Chairman of the Supreme Council of Adjara
- In office July 20, 2004 – October 28, 2012
- Preceded by: Aslan Abashidze
- Succeeded by: Avtandil Beridze

Personal details
- Born: November 13, 1946 (age 79) Batumi, Adjara
- Party: United National Movement
- Alma mater: Tbilisi State University
- Occupation: Politician, historian of philosophy
- Website: www.sca.ge

= Mikheil Makharadze =

Georgian politician (born 1946)

Mikheil Makharadze (მიხეილ მახარაძე) (November 13, 1946) is a Georgian politician and historian of philosophy, who was the Chairman of the Supreme Council of the Autonomous Republic of Adjara from July 20, 2004, to October 28, 2012.

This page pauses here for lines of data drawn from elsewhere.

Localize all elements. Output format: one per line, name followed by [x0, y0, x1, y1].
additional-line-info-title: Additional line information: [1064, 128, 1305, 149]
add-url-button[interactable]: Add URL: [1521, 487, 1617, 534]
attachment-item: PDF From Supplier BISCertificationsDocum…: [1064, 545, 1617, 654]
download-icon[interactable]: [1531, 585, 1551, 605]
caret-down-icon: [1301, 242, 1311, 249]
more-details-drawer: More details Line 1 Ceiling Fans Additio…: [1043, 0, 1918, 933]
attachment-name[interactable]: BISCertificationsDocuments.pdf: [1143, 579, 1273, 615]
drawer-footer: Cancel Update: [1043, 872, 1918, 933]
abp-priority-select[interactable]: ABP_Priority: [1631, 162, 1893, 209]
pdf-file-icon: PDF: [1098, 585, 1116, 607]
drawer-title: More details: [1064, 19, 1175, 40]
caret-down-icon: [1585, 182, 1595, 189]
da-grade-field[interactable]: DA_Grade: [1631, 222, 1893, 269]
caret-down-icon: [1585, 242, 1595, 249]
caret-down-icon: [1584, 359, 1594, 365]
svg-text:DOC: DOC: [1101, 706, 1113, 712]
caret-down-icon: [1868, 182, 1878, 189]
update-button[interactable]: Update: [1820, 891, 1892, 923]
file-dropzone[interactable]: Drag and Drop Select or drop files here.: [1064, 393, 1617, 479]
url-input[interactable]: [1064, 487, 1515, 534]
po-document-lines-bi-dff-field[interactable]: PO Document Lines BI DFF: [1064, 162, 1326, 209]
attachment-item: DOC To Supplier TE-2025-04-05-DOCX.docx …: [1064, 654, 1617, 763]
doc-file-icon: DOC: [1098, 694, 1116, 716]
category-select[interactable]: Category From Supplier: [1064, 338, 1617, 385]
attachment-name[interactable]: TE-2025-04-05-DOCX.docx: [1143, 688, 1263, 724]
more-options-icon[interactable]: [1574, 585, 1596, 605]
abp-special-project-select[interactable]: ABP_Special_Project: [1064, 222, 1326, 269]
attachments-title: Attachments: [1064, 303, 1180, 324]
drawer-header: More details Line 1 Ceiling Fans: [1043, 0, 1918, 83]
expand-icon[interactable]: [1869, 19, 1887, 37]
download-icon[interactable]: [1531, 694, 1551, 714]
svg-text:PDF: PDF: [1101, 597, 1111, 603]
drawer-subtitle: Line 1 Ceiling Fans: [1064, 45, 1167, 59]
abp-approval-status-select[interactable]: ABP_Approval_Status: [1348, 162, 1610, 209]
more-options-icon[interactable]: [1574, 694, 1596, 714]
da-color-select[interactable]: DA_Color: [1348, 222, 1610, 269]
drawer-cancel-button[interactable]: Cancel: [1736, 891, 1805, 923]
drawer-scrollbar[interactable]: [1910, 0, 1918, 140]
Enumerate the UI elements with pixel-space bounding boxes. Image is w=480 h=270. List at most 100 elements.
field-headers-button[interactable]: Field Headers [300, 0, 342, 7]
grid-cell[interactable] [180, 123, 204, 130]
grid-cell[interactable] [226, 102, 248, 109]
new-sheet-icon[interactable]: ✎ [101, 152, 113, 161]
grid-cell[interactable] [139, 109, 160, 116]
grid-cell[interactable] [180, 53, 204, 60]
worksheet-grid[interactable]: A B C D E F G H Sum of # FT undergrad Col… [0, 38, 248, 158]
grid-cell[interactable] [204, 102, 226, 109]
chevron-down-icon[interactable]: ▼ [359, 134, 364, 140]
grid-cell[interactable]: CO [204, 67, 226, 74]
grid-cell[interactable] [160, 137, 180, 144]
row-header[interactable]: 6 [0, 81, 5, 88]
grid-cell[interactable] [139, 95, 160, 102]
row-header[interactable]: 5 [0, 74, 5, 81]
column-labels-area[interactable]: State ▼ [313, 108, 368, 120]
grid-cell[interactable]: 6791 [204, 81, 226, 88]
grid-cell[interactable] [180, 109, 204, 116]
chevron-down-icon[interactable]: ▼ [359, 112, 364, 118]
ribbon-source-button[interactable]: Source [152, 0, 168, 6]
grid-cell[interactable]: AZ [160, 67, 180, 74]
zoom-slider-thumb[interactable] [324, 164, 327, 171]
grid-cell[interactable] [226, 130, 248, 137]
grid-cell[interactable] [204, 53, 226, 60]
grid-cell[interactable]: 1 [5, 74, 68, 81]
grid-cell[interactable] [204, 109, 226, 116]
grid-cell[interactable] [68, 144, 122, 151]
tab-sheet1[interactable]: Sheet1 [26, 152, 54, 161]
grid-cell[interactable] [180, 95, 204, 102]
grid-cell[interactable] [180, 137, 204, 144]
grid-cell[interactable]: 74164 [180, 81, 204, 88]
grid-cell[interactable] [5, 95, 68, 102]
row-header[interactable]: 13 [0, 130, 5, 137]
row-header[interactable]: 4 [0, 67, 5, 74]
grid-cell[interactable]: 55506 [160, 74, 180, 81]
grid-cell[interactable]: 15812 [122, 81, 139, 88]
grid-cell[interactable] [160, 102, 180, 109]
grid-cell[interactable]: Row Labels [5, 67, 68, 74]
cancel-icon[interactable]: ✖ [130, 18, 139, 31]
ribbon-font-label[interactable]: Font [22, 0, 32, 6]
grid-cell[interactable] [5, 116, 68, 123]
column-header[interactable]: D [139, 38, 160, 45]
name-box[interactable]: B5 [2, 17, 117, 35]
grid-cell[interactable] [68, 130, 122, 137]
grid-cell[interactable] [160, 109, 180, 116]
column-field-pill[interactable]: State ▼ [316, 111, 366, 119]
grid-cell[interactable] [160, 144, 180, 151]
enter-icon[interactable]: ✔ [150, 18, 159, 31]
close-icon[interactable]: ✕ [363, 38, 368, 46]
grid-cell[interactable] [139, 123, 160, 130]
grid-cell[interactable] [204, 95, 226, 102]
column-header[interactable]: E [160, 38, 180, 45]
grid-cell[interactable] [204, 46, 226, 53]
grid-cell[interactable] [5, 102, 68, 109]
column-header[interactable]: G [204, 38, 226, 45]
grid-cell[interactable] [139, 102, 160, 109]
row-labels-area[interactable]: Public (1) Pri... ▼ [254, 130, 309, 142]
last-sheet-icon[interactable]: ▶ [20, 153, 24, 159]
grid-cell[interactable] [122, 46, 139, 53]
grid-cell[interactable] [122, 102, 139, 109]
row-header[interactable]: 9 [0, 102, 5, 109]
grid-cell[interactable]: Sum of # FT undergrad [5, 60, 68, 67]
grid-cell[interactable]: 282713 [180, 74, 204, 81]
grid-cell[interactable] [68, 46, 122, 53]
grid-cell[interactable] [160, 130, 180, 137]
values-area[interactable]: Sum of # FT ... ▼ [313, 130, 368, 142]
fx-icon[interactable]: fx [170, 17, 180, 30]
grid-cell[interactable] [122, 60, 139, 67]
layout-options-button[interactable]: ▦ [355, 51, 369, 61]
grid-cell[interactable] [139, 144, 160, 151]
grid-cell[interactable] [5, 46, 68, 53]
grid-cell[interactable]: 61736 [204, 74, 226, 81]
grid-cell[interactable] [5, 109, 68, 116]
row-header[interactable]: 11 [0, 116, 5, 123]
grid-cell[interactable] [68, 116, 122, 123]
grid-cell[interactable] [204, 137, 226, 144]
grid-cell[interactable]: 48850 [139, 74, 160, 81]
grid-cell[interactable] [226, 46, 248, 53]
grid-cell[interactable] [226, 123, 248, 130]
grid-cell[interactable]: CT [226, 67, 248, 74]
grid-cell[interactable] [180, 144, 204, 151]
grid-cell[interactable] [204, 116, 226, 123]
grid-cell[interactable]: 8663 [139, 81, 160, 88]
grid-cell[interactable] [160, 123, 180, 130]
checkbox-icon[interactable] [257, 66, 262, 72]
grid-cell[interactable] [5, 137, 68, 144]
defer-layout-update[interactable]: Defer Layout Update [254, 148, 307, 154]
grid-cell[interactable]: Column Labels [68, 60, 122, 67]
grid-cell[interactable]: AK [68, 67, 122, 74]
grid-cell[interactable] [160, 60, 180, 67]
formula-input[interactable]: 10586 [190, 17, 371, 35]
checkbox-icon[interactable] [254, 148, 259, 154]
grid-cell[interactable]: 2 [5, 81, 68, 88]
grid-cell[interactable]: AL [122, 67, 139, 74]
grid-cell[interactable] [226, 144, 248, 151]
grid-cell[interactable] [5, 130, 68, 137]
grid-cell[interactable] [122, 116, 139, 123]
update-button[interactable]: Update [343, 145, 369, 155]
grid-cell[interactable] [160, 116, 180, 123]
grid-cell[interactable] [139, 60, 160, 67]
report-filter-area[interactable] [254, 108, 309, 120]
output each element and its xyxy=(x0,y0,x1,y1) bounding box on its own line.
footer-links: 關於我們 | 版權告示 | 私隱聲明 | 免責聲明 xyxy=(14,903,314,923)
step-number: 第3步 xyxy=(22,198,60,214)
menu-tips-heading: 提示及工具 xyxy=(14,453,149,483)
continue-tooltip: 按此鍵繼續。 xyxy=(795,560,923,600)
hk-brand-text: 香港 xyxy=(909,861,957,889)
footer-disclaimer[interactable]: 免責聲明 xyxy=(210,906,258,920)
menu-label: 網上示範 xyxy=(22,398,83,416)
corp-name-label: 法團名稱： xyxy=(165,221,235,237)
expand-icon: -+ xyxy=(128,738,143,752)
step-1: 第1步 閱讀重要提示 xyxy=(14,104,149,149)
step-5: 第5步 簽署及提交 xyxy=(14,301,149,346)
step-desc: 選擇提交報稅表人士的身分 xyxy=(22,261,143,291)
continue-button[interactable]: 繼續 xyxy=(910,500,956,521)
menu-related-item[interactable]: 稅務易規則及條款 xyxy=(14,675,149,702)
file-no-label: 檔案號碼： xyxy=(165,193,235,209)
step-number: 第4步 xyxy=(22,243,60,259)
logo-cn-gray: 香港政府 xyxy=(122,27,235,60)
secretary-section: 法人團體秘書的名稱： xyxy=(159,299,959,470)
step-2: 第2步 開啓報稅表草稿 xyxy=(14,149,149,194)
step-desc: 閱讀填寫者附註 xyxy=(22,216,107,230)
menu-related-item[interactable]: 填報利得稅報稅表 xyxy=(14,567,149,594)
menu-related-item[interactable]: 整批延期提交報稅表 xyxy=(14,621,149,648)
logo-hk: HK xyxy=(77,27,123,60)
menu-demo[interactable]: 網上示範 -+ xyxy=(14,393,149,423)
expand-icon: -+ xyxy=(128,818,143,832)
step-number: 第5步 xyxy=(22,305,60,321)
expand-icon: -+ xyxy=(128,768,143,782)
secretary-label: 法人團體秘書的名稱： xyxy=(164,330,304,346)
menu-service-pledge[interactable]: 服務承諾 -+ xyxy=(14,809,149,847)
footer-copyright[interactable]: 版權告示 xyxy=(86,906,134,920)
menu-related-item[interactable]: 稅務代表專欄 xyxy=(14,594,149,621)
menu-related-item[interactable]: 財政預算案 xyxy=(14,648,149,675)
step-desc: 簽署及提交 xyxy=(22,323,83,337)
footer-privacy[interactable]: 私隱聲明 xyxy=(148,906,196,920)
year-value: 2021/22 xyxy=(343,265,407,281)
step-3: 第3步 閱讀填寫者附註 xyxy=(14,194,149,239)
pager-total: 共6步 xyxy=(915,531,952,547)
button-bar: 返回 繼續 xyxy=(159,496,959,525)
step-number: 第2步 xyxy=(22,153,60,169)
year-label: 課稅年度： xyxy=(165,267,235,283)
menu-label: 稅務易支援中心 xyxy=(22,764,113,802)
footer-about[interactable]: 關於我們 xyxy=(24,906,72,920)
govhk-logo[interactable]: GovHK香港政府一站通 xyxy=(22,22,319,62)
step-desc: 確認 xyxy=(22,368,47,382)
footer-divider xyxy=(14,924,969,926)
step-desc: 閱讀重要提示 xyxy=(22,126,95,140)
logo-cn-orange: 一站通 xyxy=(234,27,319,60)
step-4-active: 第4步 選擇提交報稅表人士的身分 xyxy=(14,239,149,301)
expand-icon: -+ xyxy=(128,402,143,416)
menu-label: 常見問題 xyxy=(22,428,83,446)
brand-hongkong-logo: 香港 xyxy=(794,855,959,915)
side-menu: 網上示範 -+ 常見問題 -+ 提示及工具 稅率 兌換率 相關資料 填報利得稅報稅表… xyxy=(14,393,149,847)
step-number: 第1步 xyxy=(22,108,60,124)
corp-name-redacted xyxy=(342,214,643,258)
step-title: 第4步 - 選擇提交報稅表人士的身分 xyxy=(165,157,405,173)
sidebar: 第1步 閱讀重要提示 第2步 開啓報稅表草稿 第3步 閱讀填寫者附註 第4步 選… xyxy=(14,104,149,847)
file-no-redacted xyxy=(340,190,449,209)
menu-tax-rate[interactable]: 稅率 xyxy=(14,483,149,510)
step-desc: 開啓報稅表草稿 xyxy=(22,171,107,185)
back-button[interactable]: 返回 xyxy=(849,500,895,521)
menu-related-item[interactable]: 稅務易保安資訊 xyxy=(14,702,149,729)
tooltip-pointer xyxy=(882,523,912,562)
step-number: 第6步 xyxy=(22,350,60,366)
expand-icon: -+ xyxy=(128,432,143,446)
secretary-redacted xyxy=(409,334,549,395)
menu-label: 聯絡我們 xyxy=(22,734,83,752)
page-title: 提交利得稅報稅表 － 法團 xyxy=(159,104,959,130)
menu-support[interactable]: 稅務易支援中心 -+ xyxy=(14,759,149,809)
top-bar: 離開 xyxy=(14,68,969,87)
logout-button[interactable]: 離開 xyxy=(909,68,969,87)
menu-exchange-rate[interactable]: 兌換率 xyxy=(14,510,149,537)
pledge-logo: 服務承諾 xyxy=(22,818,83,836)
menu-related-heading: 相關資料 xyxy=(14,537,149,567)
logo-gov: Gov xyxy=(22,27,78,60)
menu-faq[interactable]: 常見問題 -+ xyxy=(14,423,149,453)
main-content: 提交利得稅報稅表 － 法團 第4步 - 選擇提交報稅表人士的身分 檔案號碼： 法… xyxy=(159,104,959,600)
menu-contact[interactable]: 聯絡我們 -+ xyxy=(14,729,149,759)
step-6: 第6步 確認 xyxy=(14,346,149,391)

==Education and academic career==
Born in a teacher's family in the Khulo district, Adjara, an autonomous republic of then-Soviet Georgia, Makharadze graduated from the Tbilisi State University with a degree in philosophy in 1970. Since then he has been working for the Tbilisi-based Institute of Philosophy, now part of the Ilia State University. In 2000, he became a professor at the Tbilisi State University. He has published several works on the history of philosophy, particularly focusing on the Areopagite, medieval Georgian, and Renaissance philosophy. From 1986 to 2010, Makharadze oversaw the publication of a 4-volume history of the Georgian philosophical thought, for which he received the National Prize of Georgia (2011).

==Political career==
Makharadze was a regular contributor to the Georgian political press since the 1990s. In 2003, shortly after the Rose Revolution in Georgia, he co-founded and co-chaired the political movement chveni adjara ("Our Adjara"), which opposed the regime of the Adjarian strongman Aslan Abashidze. In February 2004 he became a member of the Parliament of Georgia and in June he was elected to the Supreme Council of Adjara, a regional legislature reelected after Abashidze's resignation. Makharadze was elected a chairman of the Supreme Council on July 20, 2004. He was the only candidate for this position as the other one, also a member of the anti-Abashidze movement, Koba Khabazi, had earlier withdrawn his nomination. He was reelected to this position on December 2, 2008. After the October 1, 2012 election, he was succeeded by Avtandil Beridze on October 28, 2012. Makharadze himself was elected to the Parliament of Georgia on a United National Movement ticket.

==Personal life==
Makharadze is married, with 4 children and 6 grandchildren. He has received several civil and academic awards, including the State Prize of Georgia (2004), Order of Honor of Georgia (2004), Order of Vakhtang Gorgasali, 1st Rank (2007), Shalva Nutsubidze Prize (2009), and Presidential Order of Excellence (2012).